Одно слово для другого: такова формула метафоры, и если вы поэт, то вы сами создадите для своего удовольствия непрерывный поток, ослепительную ткань метафор. Если в результате диалог, написанный Жаном Тардье под этим названием, вызывает опьянение, то только потому, что он демонстрирует нам радикальную избыточность всех означающих в совершенно убедительном представлении буржуазной комедии.
Очевидно, что в приведенной выше реплике Гюго нет ни малейшей искры света от утверждения, что сноп не был ни скупым, ни злобным, по той причине, что не возникает вопроса о наличии у снопа ни достоинств, ни недостатков этих атрибутов, поскольку атрибуты, как и сноп, принадлежат Бузу, который распоряжается первым, распоряжаясь вторым, не сообщая последнему о своих чувствах по этому поводу.
Если, однако, сноп отсылает нас к Бузу, а это действительно так, то потому, что он заменил его в означающей цепи в том самом месте, где он должен был возвыситься благодаря сметанию жадности и злобы. Но теперь сам Буз был сметен снопом и брошен во тьму, где жадность и злоба укрывают его в пустоте своего отрицания.
Но как только сноп узурпировал свое место, Буз уже не может туда вернуться; тонкая нить слова "его", связывающая его с ним, - лишь еще одно препятствие на пути к возвращению, поскольку она связывает его с понятием обладания, которое держит его в сердце жадности и злобы. Так что его щедрость, о которой говорится в отрывке, все же сводится на нет щедростью снопа, который, приходя от природы, не знает ни нашего запаса, ни наших отказов, и даже в своем накоплении остается расточительным по нашим меркам.
Но если в этом изобилии даритель исчез вместе со своим даром, то лишь для того, чтобы вновь воскреснуть в том, что окружает фигуру речи, в которой он был уничтожен. Ведь это фигура расцвета плодородия, и именно она возвещает о сюрпризе, который празднует поэма, а именно об обещании, которое получит старик в священном контексте своего вступления в отцовство.
Итак, именно между означающим в форме собственного имени мужчины и означающим, которое метафорически его упраздняет, возникает поэтическая искра, и в этом случае она тем более эффективна для реализации означаемого отцовства, что воспроизводит мифическое событие, в терминах которого Фрейд реконструировал продвижение в бессознательное всех мужчин отцовской тайны.
Современная метафора имеет ту же структуру. Так, строка Love is a pebble laughing in the sunlight, воссоздает любовь в том измерении, которое кажется мне наиболее устойчивым перед лицом ее неизбежного падения в мираж нарциссического альтруизма.
Итак, мы видим, что метафора возникает именно в той точке, где смысл возникает из бессмыслицы, то есть на той границе, которая, как обнаружил Фрейд, при переходе в другую сторону порождает слово, которое во французском языке является словом par excellence, словом, которое является просто обозначением "esprit"; именно на этой границе мы понимаем, что человек бросает вызов самой своей судьбе, когда высмеивает обозначающее.
Но вернемся к нашей теме: что находит человек в метонимии, если не возможность обойти препятствия общественного порицания?
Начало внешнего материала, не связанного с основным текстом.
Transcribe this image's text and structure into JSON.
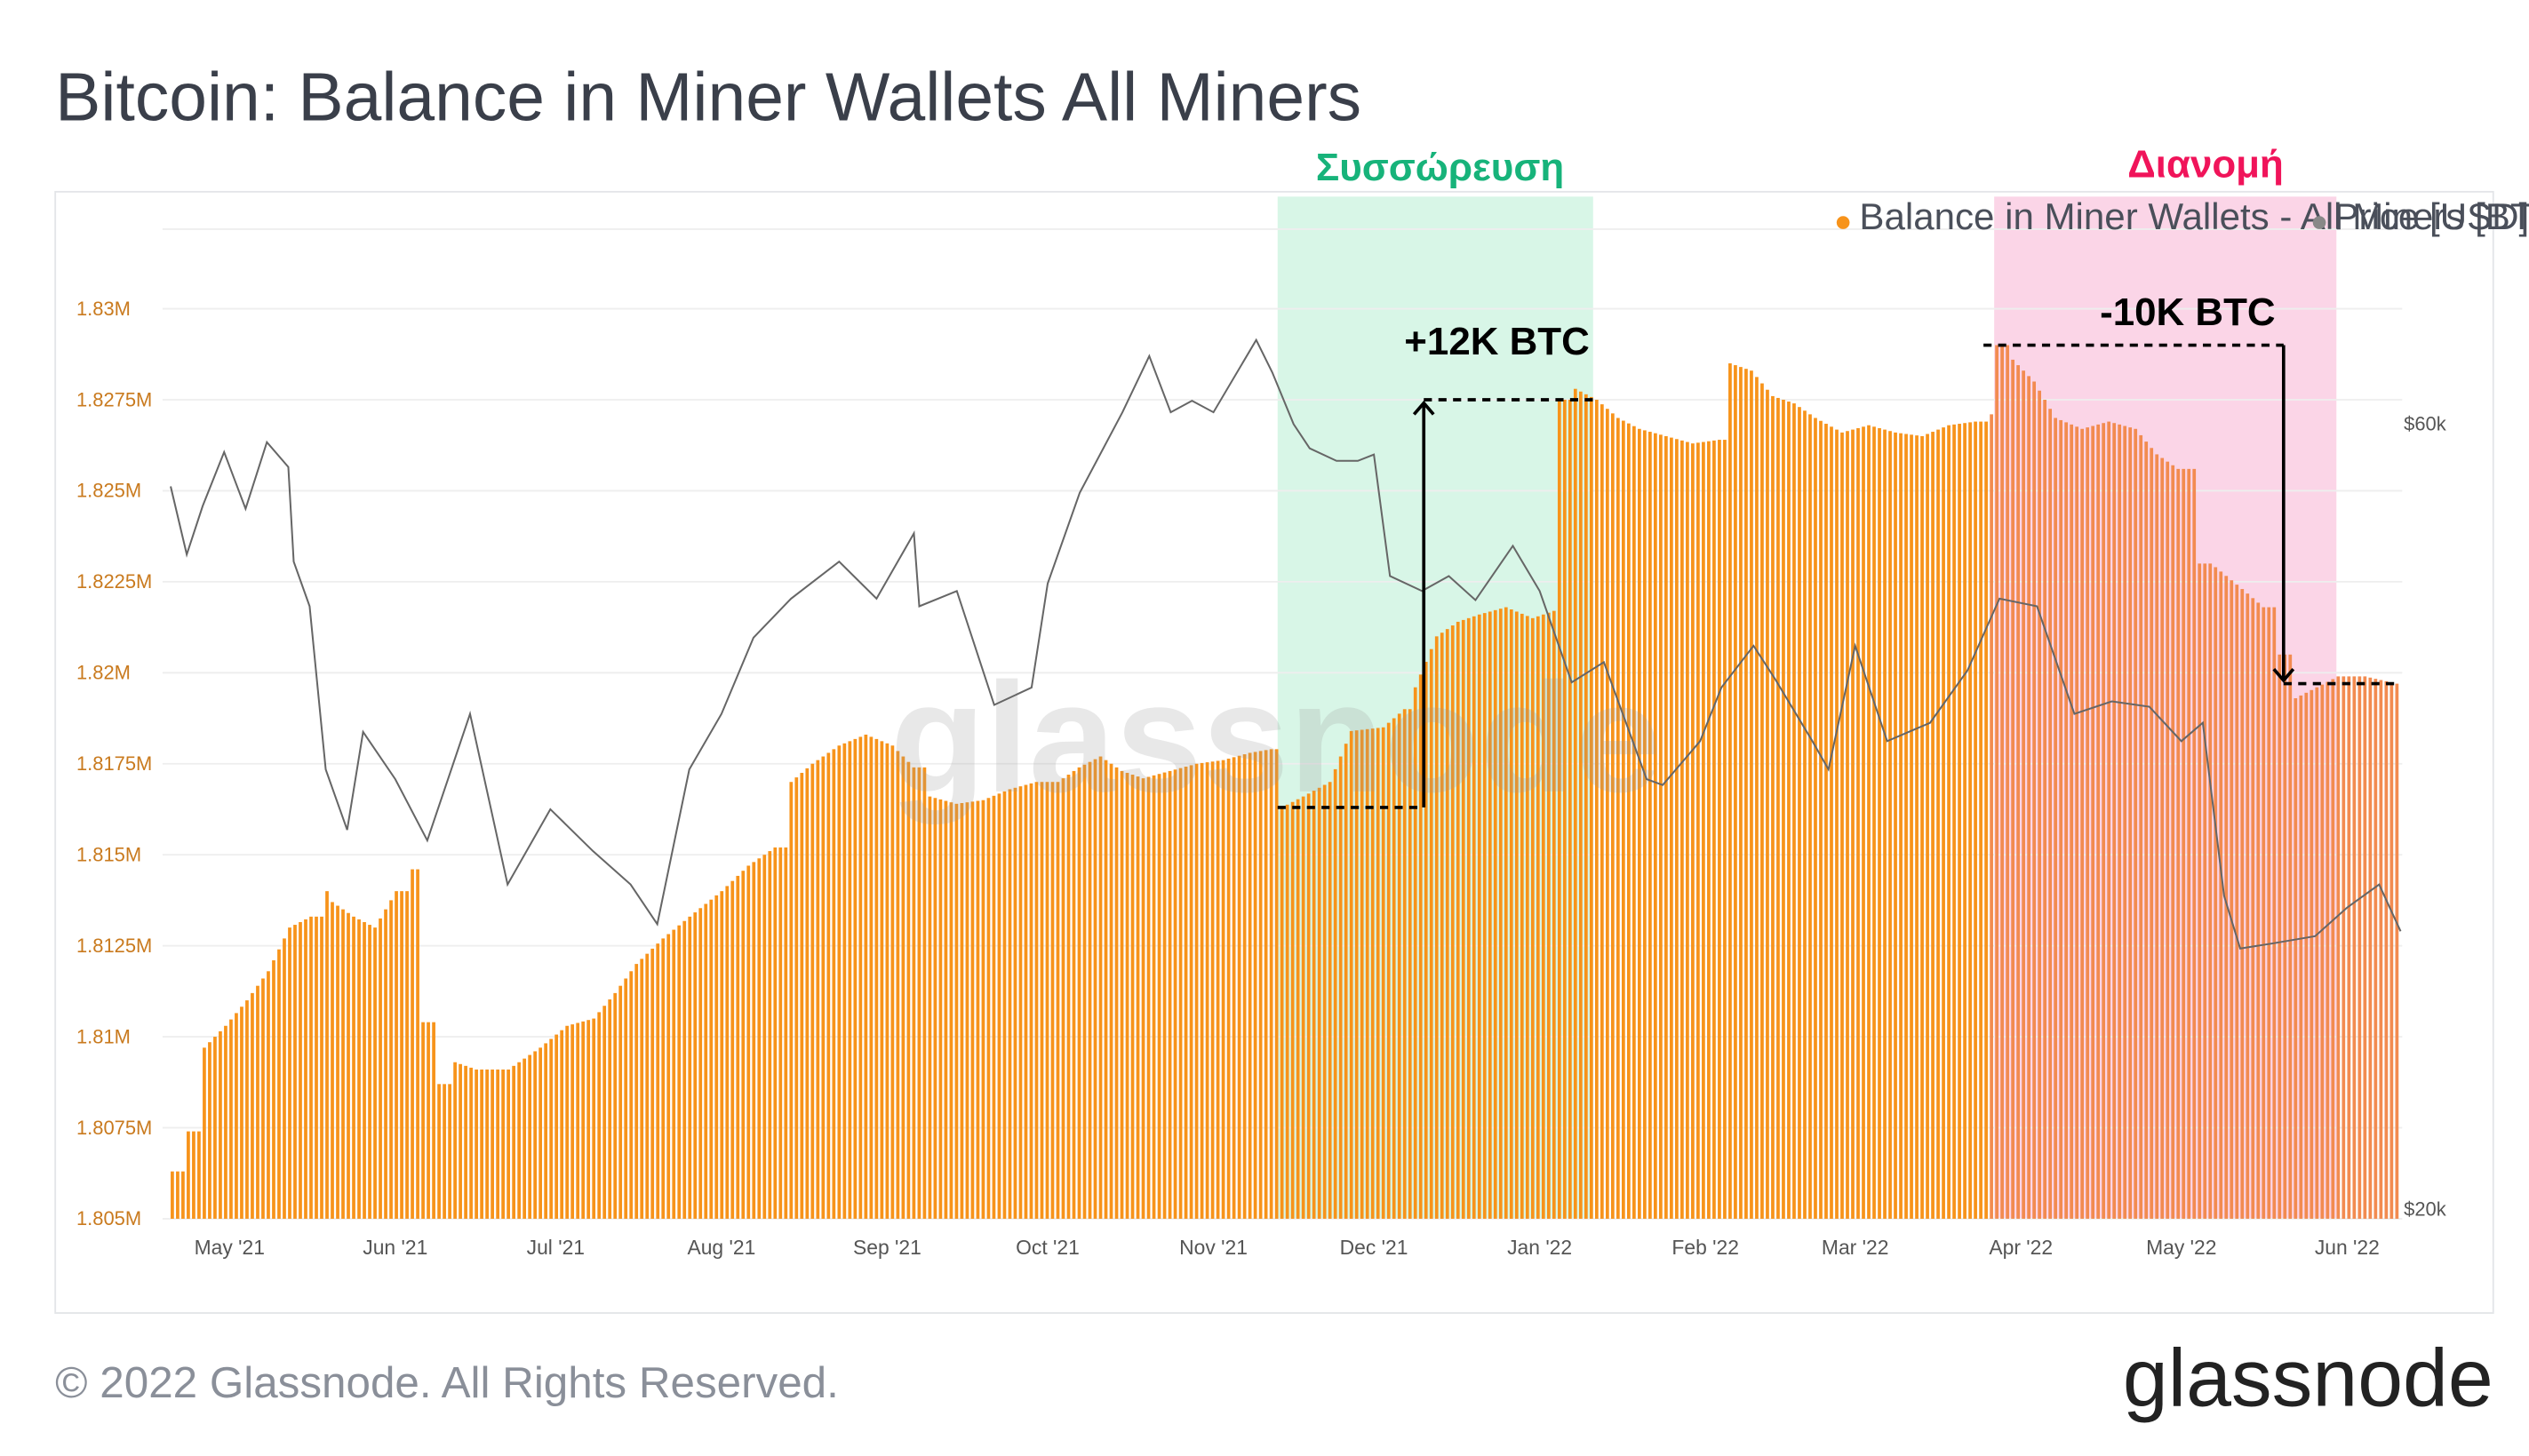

Не проявляется ли в этой форме, дающей поле для истины в самом ее угнетении, некая подневольность, присущая ее представлению?
Можно с удовольствием прочитать книгу Лео Штрауса из страны, традиционно предоставляющей убежище тем, кто выбирает свободу, в которой автор размышляет о связи между искусством письма и преследованием. Доводя до предела некую коннатуральность, связывающую это искусство с этим состоянием, он позволяет нам увидеть некое нечто, что в этом вопросе навязывает свою форму, в воздействии истины на желание.
Но разве не чувствовали мы уже некоторое время, что, следуя путям письма в поисках фрейдистской истины, мы становимся очень теплыми, что все вокруг горит?
Конечно, как говорится, буква убивает, а дух животворит. Мы не можем не согласиться с этим, поскольку в другом месте нам пришлось отдать дань уважения благородной жертве ошибки поиска духа в букве; но мы также хотели бы знать, как дух может жить без буквы. Но даже в этом случае претензии духа оставались бы неоспоримыми, если бы буква не показала нам, что она производит все эффекты истины в человеке без участия духа.
Это откровение принадлежит не кому иному, как Фрейду, который назвал свое открытие бессознательным.
II Письмо в бессознательном
В полном собрании сочинений Фрейда каждая третья страница посвящена филологическим справкам, каждая вторая - логическим умозаключениям, везде диалектическое осмысление опыта, причем доля анализа языка возрастает по мере того, как непосредственно затрагивается бессознательное.